EASING GLOBAL WARMING
The reason to reduce CO2 emissions is, of course, to ease global warming. Popular wisdom has it that a buildup of CO2 in the atmosphere, largely resulting from fossil fuel combustion, has warmed the atmosphere and will do so at increasing and alarming rates in the future. If scientific evidence supported the popular wisdom, a tax on CO2 emitting fuels might indeed be in order.
Popular wisdom, however, derives its support not from scientific evidence but from computer simulations. Scientific evidence indicates that this century's minor warming occurred prior to 1940, before CO2 concentrations in the atmosphere began to increase significantly. During 1940-70, the planet seems to have cooled. During the 1980s, global temperatures changed little.

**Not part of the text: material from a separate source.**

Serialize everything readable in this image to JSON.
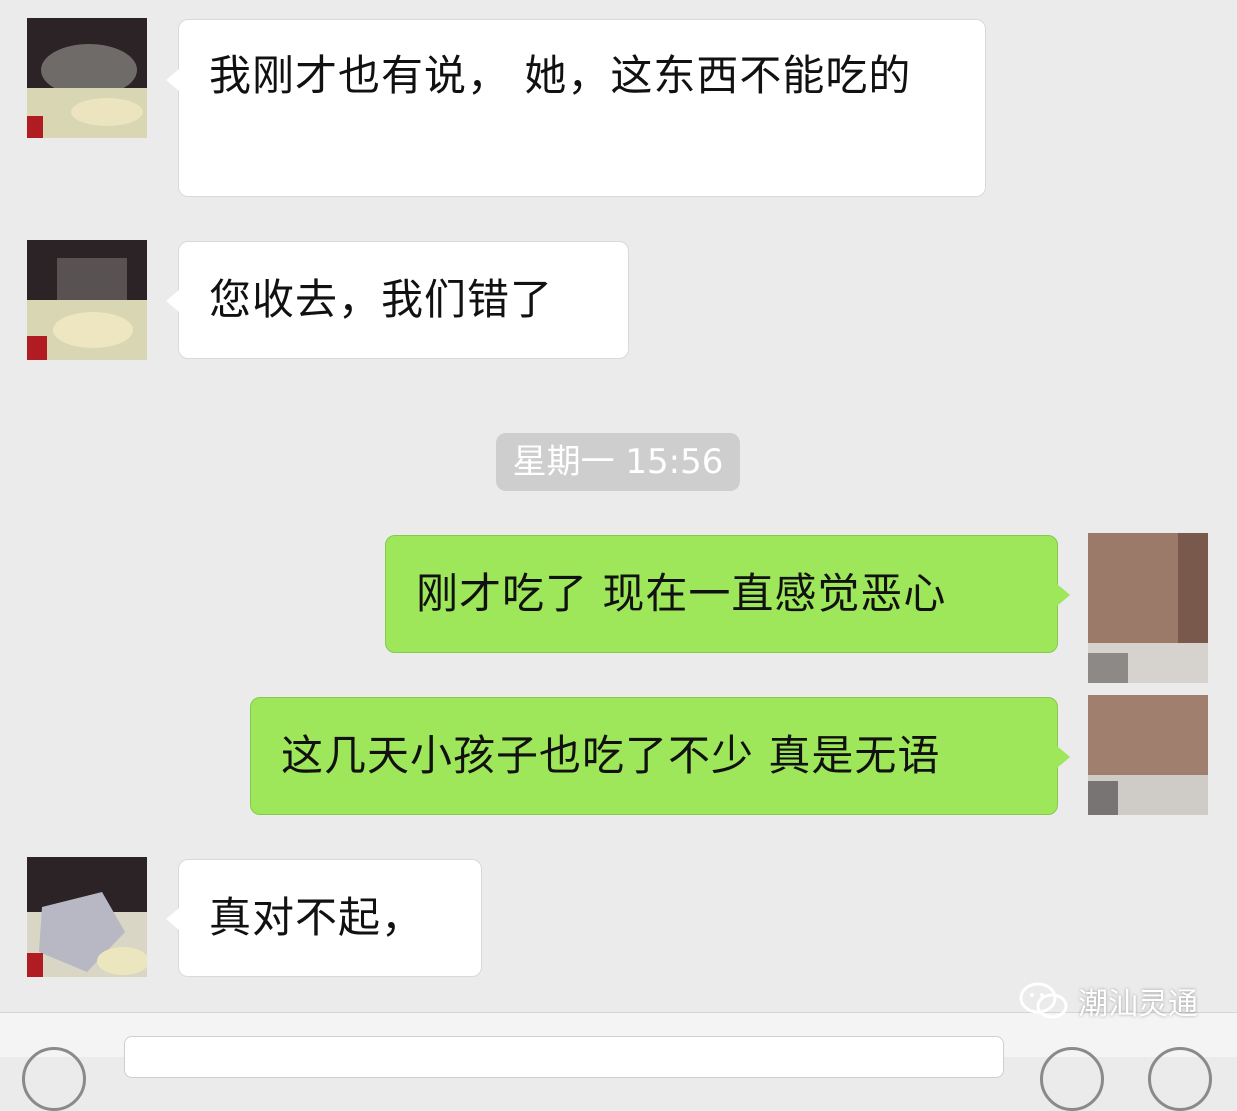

In the period when computer simulations say warming should have been most rapid, therefore, precisely the opposite occurred. Furthermore, there has been no warming in the high latitudes and no significant difference in the temperature changes in the northern and southern hemispheres, as computer simulations predict.
Something is wrong with the computer simulations that have so frightened people about global warming. Something is wrong with popular wisdom.
UNCERTAIN EFFECTS
To be sure, CO2 concentrations are rising. But the phenomenon may not raise global temperatures. it seems not to be doing so now, contrary to computer simulations that cannot begin to account for all the adjustments that the planet can make. What's more, a CO2 buildup may not be a bad thing. Dixy Lee Ray, scientist, former governor of Washington, and author of a recently published book on global warming and other environmental hobgoblins, says the planet may have been starved of CO2 for the past several hundred millennia. More CO2 in the air would promote plant life and thus might help resolve the tragedy of human hunger.
So why-other than to satisfy the strange but politically prevalent need to make others change behavior-create extra costs for fuels that produce CO2? The likelihood that science will substantiate the global warming phenomenon seems to be diminishing. Precautionary economic sacrifice makes no sense.
One thing is certain about the European Commission's proposal. If Europeans do eventually have to sacrifice their wealth to advocacy science and manufactured fear, and if decades from now a luxuriant planet is no warmer than it was before, the energy levy will not go away. Much less is known about global climactic phenomena than about humans with authority to spend their neighbors' money.